The wheat complex was mostly unchanged overnight after stunning the marketplace with strong double-digit gains on Wednesday.  Dec Chicago wheat, at 5.77-1/2 is targeting this year’s high set in January at 6.05-1/2.  The contract reached 5.92-3/4 yesterday after USDA revealed world and U.S. stocks numbers either below, or in the lower range of trade estimates.  The smaller than expected production was accompanied by better than expected usage data, too.  Managed Money is net long an estimated 30,000 SRW wheat contracts.  Trade estimates for this morning’s USDA Weekly Export sales are 250,000 to 500,000 tons. Tender Activity shows Jordan seeking 120,000 ton s of optional-origin wheat.  Thailand bought 70,000 tons of optional-origin feed wheat out of a previous tender for 3 times that amount.  Weather-wise, the Southern Plains over the 6 to 10 day period sees little to no rainfall for most of the region. Temps will be running below average through the weekend turning to average to above for most of next week.  Elsewhere, there is no much hope of drought relief in Russia’s Southern Region. And any further relief in Ukraine is confined to the next three days favoring western portions of the nation. Showers in the southern Balkan Countries will be welcome and temporarily beneficial to winter crop planting and establishment in the region, but brief delays to fieldwork will result through the weekend. Western Europe is forecast to get ample rainfall, not as much in the eastern portions.

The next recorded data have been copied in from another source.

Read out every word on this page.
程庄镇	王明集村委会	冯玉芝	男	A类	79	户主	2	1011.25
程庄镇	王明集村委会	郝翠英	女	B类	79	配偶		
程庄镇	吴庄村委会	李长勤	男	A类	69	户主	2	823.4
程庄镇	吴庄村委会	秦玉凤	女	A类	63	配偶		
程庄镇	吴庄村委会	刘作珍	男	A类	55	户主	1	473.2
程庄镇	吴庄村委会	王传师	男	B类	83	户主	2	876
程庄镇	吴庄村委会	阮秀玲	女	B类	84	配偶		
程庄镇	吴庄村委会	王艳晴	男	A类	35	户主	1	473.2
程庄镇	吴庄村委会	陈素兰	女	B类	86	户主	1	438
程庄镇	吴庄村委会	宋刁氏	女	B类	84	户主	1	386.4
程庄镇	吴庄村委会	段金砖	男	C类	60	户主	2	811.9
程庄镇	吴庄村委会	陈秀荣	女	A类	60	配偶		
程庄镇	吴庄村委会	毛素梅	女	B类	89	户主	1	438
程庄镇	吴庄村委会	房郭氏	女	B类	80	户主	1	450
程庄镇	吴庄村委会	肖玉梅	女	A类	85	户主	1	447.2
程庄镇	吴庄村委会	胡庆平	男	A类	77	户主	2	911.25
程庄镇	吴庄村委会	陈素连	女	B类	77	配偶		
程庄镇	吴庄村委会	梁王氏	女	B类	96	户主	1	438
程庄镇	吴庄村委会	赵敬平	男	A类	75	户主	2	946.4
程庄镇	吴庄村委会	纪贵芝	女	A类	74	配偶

Cattle calls are for steady to higher after breaking maintaining some semblance of an uptrend in live cattle despite closing weaker in Wednesday’s trade.  Feeders look a little more shaky with after giving up good gains from Tuesday’s breakout to the upside.  Cash trade is still mostly undeveloped, but signs are indicating $2.00/cwt higher than last week, and boxed beef values are staying firm.  We’ll watch for Weekly Export Sales for cues of today’s mid-day price movement.


Lean hog futures are called steady to higher as the trade questions USDA’s numbers and front month supplies appear tighter than reported.  Strength in the cash market, which was up 1.48 to 75.91 on Wednesday is helping buoy the futures market where October stands at 72.80 and Dec at 63.10 coming into today’s trade.  Overhead resistance can be gleaned from softer carcass values.  Meanwhile, expectations for strong export sales will help support deferred contracts.